Address security, policy and accounting issues: community authorization services (CAS - enforce community policies) and community accounting and payment.
Open Grid Service Architecture.
Give a overview of each layer: APPLICATION
APPLICATION: execute grid applications. Grid service compositions(workflows) combine grid services with new grid applications. User applications constructed by utilizing the services defined at each lower level. Each of the previously layer must provide API and SDK for the higher layers integration.
Defined Cloud Computing
Clouds are a large pool of VIRTUALIZED RESOURCES. These resources (hardware, development, platform, services, …) can be DYNAMICALLY RECONFIGURED to adjust to a variable load, exploited by a PAY-PER-USE MODEL, and they offer guarantees by means of CUSTOMIZED SLAs.
What are the enablers for Cloud Computing?
Cloud computing has two main enablers: the first is the technological: secure and efficient HARDWARE VIRTUALIZATION technology. The second enabler is economical: economies of scale in infrastructure; lightweight, contract-less, inexpensive computing.
What is the main technology behind the cloud?
The HYPERVISOR - it allows multiple guest operating systems to run concurrently on a host computer.
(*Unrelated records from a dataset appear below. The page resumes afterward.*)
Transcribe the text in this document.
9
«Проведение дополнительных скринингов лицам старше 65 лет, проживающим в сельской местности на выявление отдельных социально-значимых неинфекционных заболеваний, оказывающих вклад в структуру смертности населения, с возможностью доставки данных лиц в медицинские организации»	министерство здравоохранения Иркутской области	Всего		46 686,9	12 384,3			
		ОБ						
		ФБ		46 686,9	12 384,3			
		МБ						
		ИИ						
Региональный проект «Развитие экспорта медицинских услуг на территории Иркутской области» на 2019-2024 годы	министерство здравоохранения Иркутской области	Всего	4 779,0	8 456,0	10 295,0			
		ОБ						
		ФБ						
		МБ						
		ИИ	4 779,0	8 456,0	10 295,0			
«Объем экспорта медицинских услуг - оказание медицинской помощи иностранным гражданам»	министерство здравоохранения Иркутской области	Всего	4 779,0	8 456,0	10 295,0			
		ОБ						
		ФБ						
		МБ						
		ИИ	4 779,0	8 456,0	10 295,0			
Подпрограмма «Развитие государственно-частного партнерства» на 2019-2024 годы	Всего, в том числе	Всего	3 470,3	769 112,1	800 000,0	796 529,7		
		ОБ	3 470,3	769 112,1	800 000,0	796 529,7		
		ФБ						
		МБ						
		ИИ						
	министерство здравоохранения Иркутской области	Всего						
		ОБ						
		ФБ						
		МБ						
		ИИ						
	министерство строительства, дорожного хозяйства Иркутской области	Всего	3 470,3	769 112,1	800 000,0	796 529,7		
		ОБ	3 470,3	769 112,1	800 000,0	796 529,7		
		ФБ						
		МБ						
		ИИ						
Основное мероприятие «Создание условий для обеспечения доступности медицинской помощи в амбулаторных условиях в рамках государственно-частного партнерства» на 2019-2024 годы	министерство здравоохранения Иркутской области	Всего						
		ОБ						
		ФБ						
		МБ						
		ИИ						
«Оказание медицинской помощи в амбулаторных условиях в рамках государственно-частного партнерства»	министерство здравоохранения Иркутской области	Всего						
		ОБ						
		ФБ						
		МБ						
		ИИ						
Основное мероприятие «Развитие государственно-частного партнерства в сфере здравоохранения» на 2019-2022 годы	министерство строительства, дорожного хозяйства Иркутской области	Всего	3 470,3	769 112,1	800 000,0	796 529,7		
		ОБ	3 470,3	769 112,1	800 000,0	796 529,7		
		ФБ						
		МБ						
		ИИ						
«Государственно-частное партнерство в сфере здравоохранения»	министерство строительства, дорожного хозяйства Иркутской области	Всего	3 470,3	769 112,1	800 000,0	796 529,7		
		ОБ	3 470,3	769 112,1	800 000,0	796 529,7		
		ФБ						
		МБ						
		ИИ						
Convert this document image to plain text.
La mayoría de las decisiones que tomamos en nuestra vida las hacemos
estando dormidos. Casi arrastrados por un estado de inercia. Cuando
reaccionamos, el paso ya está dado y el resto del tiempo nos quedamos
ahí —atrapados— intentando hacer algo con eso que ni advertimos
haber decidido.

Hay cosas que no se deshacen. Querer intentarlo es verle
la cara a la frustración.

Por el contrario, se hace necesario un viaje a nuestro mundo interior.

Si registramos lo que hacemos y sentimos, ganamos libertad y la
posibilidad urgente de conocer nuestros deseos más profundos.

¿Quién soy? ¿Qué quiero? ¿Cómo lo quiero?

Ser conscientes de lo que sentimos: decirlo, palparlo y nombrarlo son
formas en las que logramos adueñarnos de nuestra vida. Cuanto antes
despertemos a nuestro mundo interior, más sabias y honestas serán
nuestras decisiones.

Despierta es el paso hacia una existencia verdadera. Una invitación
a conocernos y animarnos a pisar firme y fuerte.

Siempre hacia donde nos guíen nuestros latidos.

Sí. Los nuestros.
It presents a virtual operating platform to the guest OS and monitor the execution of that guest OS. Multiple instances of a variety of OSs may share the virtualized hardware resources.
Which techniques of virtualization exist?
Four main techniques: hardware-assisted virtualization; full virtualization; paravirtualization and operating system assisted virtualization.
Techniques of virtualization: hardware-assisted virtualization
Any critical operation can be detected on the fly, because the hardware allows the automatic trapping of all critical operations. Therefore, no scanning is needed a priori.
Techniques of virtualization: full virtualization
All executable code has to be scanned for critical operations- All of them have to be replaced by a trap that needs to be stored in a special directory such that the real operation can be retrieved if the trap is executed. Now the hyper-visor has to emulate the behavior expected by the virtual machine.